On Mar 26, 2015, at 3:46 PM, J David <j.david.lists at gmail.com> wrote:

> On Mon, Mar 16, 2015 at 7:52 PM, J David <j.david.lists at gmail.com> wrote:
>> On Mon, Mar 16, 2015 at 7:24 PM, Konstantin Belousov
>> <kostikbel at gmail.com> wrote:
>>> There are a lot of possibilities to create persistent anonymous shared
>>> memory objects.  Not complete list is tmpfs mounts, swap-backed md disks,
>>> sysv shared memory, possibly posix shared memory (I do not remember which
>>> implementation is used in stable/9).
>> 
>> If that's the explanation, how could it be
>> detected/measured/investigated/resolved/prevented?
>> 
>> Under ordinary circumstances, machines will go run like this for days/weeks:
>> 
>> Mem: 549M Active, 3623M Inact, 567M Wired, 3484K Cache, 827M Buf, 3156M Free
>> Swap: 1024M Total, 1024M Free
>> 
>> Then, when this happens, it rapidly degrades from that to so bad that
>> processes start getting killed for being out of swap space.
> 
> These FreeBSD machines running out of swap space and dying continues
> to be a daily problem causing outages and unscheduled reboots.  Is
> there really no way to even research what might be causing the
> problem?
> 
> (Widening the cross-posting in the hopes of eliciting more help, so
> the brief summary of the problem orginally posted to freebsd-stable is
> that an unknown actor consumes all the user-space memory in the
> system, including swap space, to the point where processes are killed
> for being out of swap space, but if every process on the machine is
> stopped, very little of the user-space memory in use is freed.
> Original message with more details is here:
> https://lists.freebsd.org/pipermail/freebsd-stable/2015-March/081986.html
> .)
> 
> There are no tmpfs mounts or md disks, so it would have to be one of
> the other causes.  How can FreeBSD's use of persistent, anonymous
> shared memory objects be investigated, measured, or controlled so we
> can get a handle on this issue?

In your initial thread, you said:
$ sudo halt -p
> Waiting (max 60 seconds) for system process `vnlru' to stop...done
> Waiting (max 60 seconds) for system process `bufdaemon' to stop...done
> Waiting (max 60 seconds) for system process `syncer' to stop…
> Syncing disks, vnodes remaining...0 0 0 0 0 0 0 0 0 done
> All buffers synced.  <----- 10 MINUTE HANG AFTER PRINTING THIS
> Uptime: 3d15h56m32s
> usbus0: Controller shutdown
> uhub0: at usbus0, port 1, addr 1 (disconnected)
> usbus0: controller did not stop
> usbus0: Controller shutdown complete
> acpi0: Powering system off
> Connection closed by foreign host.

> So it seems like somewhere after "All buffers synced" and printing the
> uptime, it's very slowly unwinding whatever is using up all that RAM
> and swap.
Have you looked through the system shutdown scripts (part of init/rc) to see what happens after the uptime is printed? that might give you a lead.

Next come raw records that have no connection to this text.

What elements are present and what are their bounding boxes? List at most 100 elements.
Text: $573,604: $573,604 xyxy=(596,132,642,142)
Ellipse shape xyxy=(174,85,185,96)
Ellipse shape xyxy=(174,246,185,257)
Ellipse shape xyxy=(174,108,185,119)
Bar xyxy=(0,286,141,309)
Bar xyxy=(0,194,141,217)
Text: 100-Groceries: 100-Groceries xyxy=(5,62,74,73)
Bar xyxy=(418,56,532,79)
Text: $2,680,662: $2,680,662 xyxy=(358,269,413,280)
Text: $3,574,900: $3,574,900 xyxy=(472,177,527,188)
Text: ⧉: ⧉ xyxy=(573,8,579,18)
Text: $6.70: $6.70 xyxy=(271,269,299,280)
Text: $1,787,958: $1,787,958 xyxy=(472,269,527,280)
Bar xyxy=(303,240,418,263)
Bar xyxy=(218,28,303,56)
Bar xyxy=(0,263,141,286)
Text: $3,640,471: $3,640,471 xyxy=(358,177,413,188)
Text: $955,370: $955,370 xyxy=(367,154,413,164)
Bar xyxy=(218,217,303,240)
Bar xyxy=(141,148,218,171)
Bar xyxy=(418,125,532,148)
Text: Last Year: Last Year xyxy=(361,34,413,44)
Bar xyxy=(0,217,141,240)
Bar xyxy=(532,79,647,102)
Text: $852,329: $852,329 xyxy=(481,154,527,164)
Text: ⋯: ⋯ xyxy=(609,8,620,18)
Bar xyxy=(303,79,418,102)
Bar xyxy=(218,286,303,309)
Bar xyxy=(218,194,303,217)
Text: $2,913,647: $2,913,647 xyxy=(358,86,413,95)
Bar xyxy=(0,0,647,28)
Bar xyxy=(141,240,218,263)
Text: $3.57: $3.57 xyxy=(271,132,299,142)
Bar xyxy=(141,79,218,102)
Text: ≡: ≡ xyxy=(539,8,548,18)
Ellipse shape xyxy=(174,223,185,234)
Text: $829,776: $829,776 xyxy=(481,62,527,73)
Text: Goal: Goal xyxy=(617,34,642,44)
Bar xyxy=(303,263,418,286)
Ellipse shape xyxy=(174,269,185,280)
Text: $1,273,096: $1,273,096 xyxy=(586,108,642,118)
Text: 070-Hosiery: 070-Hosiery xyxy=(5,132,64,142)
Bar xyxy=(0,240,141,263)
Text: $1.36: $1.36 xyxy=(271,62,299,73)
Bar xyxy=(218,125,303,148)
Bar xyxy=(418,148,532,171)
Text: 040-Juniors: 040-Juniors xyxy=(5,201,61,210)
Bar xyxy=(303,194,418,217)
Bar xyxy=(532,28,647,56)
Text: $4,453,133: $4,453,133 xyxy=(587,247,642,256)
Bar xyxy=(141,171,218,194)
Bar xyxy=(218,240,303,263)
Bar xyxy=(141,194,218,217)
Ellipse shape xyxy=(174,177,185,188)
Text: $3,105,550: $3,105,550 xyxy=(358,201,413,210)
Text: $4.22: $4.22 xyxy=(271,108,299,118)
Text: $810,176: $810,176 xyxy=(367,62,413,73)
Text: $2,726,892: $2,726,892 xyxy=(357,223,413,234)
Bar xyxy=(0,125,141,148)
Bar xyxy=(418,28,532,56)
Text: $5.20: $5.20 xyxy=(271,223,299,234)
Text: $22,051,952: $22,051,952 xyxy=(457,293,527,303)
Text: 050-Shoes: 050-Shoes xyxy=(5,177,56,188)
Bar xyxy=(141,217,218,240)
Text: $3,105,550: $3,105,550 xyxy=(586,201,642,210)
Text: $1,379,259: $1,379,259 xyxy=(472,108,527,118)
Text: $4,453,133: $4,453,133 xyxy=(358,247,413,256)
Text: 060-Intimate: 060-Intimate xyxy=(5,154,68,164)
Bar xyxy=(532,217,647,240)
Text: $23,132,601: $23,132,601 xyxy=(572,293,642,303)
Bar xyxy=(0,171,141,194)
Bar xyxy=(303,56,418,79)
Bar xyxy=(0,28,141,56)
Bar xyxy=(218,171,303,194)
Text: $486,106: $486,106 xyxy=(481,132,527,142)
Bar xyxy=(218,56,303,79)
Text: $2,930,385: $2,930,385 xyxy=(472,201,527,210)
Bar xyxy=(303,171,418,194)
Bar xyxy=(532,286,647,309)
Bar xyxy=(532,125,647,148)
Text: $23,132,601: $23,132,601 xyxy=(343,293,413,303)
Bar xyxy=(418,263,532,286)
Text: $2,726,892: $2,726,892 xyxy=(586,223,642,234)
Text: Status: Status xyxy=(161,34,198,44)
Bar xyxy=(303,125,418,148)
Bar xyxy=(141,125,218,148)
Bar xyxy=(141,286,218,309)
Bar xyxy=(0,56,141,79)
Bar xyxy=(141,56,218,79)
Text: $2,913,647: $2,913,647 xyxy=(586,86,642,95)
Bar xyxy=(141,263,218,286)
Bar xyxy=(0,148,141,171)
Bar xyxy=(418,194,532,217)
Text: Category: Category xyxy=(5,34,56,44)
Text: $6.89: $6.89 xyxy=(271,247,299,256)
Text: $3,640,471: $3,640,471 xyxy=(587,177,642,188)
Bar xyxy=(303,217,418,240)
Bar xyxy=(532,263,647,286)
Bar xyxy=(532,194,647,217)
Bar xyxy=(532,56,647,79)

The output from your PS seams to be much shorter than I would expect. Are you sure it included everything? For example, I would expect to see processes for cron, syslog, and normally sshd. I’ve also got a few more kernel processes that you don’t appear to have. Most notably is pagedaemon

For what it’s worth, I’m running 9.3 RELEASE-P12 (the -p10 kernel) on a system 24x7 (6 days since the last reboot) and I haven’t had an issue. It’s a low volume NFS server.